Election 2004 Questions
Robert Koehler writes:
Robert C. Koehler | Common Wonders: Was the election of 2004 stolen? Thus is the question framed by those who don't want to know the answer. Anyone who says yes is immediately a conspiracy nut.... So let's not ask that question. Let's simply ask why the lines were so long and the voting machines so few in Columbus and Cleveland and inner-city and college precincts across the country, especially in the swing states, causing an estimated one-third of the voters in these precincts to drop out of line without casting a ballot; why so many otherwise Democratic ballots, thousands and thousands in Ohio alone, but by no means only in Ohio, recorded no vote for president (as though people with no opinion on the presidential race waited in line for three or six or eight hours out of a fervor to have their say in the race for county commissioner); and why virtually every voter complaint about electronic voting machine malfunction indicated an unauthorized vote switch from Kerry to Bush....

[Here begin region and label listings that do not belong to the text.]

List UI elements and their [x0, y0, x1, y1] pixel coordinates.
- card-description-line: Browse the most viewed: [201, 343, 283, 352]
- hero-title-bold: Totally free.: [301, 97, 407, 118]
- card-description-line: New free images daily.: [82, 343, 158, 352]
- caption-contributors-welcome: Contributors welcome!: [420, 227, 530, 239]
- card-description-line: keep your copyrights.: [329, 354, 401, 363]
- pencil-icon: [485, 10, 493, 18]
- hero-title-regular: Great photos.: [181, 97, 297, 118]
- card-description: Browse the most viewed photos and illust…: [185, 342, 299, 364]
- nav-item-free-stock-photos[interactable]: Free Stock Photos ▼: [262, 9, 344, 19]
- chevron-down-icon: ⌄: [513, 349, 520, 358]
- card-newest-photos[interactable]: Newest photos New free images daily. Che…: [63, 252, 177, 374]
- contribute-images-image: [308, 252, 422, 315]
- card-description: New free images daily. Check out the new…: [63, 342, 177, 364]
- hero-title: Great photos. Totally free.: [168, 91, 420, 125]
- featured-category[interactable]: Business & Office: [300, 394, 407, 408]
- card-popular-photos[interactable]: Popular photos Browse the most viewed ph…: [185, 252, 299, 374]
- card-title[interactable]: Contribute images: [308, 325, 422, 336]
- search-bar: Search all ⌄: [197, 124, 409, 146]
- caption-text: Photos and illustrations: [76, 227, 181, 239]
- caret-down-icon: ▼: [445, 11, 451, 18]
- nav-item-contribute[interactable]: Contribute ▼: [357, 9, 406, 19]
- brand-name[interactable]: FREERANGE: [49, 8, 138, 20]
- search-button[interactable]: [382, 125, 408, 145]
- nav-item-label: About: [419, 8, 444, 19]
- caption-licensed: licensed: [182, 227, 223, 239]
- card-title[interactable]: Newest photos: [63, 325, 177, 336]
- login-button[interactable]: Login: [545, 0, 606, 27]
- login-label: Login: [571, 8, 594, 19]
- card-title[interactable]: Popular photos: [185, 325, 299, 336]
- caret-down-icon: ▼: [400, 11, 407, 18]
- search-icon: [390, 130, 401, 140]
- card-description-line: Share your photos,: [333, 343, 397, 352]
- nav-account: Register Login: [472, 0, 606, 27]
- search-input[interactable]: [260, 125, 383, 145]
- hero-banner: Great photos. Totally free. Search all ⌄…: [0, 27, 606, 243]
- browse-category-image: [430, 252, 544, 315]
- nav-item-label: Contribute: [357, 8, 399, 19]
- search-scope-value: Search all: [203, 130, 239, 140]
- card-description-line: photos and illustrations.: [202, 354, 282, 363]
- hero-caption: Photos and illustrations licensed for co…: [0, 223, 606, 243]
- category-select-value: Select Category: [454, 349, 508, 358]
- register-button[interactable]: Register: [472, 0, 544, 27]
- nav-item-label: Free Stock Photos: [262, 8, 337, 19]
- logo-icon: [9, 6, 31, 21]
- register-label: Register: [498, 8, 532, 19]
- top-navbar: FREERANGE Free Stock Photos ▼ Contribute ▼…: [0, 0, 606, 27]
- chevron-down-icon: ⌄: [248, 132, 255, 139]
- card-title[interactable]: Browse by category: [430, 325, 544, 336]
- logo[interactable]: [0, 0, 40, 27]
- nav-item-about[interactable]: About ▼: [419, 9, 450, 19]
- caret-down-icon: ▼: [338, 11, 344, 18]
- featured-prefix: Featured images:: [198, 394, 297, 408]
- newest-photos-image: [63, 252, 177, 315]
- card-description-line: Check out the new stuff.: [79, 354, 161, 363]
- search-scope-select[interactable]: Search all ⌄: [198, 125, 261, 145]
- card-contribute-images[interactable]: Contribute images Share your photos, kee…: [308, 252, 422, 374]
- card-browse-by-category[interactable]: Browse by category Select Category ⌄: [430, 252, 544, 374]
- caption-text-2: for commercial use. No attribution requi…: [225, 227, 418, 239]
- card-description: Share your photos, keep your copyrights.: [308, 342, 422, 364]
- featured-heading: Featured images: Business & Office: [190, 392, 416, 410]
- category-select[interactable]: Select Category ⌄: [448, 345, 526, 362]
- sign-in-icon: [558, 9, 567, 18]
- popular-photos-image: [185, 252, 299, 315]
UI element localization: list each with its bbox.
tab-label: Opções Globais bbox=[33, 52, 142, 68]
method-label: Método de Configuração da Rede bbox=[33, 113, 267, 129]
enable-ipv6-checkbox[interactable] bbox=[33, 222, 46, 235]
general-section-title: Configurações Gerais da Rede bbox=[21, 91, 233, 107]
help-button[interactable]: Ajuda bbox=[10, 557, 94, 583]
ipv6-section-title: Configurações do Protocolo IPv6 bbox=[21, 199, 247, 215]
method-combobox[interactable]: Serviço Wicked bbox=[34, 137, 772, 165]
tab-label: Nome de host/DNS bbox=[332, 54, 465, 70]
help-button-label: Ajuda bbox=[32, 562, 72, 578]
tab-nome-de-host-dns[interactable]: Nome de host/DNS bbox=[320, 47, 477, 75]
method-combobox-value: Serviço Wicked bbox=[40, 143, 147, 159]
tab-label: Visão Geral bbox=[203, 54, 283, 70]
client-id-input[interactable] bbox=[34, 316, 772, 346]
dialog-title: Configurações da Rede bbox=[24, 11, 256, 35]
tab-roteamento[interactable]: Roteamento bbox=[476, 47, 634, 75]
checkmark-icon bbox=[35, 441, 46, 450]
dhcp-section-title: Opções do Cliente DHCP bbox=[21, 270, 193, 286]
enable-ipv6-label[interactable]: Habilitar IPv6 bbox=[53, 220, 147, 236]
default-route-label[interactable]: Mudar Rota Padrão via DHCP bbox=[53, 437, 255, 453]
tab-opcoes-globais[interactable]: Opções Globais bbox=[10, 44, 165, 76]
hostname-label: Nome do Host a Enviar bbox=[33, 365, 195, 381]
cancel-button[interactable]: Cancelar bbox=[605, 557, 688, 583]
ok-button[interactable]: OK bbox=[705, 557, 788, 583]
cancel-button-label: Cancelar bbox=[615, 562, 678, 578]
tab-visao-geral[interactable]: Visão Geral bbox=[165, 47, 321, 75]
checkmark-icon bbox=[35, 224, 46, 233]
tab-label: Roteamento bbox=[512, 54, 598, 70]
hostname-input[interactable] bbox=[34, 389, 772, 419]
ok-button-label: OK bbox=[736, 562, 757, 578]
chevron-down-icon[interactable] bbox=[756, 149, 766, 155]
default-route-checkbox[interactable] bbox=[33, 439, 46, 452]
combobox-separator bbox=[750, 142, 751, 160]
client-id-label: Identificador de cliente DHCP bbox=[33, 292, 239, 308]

We might also ask why so many Ph.D.-level mathematicians and computer programmers and other numbers-savvy scientists are saying that the numbers don't make sense.... And we might, no, we must, ask... about those exit polls, which... last November went haywire, predicting Kerry by roughly the margin by which he ultimately lost to Bush. This swing is out of the realm of random chance, forcing chagrined pollsters to hypothesize a "shy Republican" factor as the explanation.... And the numbers are still haywire. A few days ago, Terry Neal wrote in the Washington Post about Bush's inexplicably low approval rating in the latest Gallup poll, 45 percent, vs. a 49 percent disapproval rating. This is, by a huge margin, the worst rating at this point in a president's second term ever recorded by Gallup, dating back to Truman.... Bush mustered low approval ratings immediately before the election, surged on Election Day, then saw his ratings plunge immediately afterward.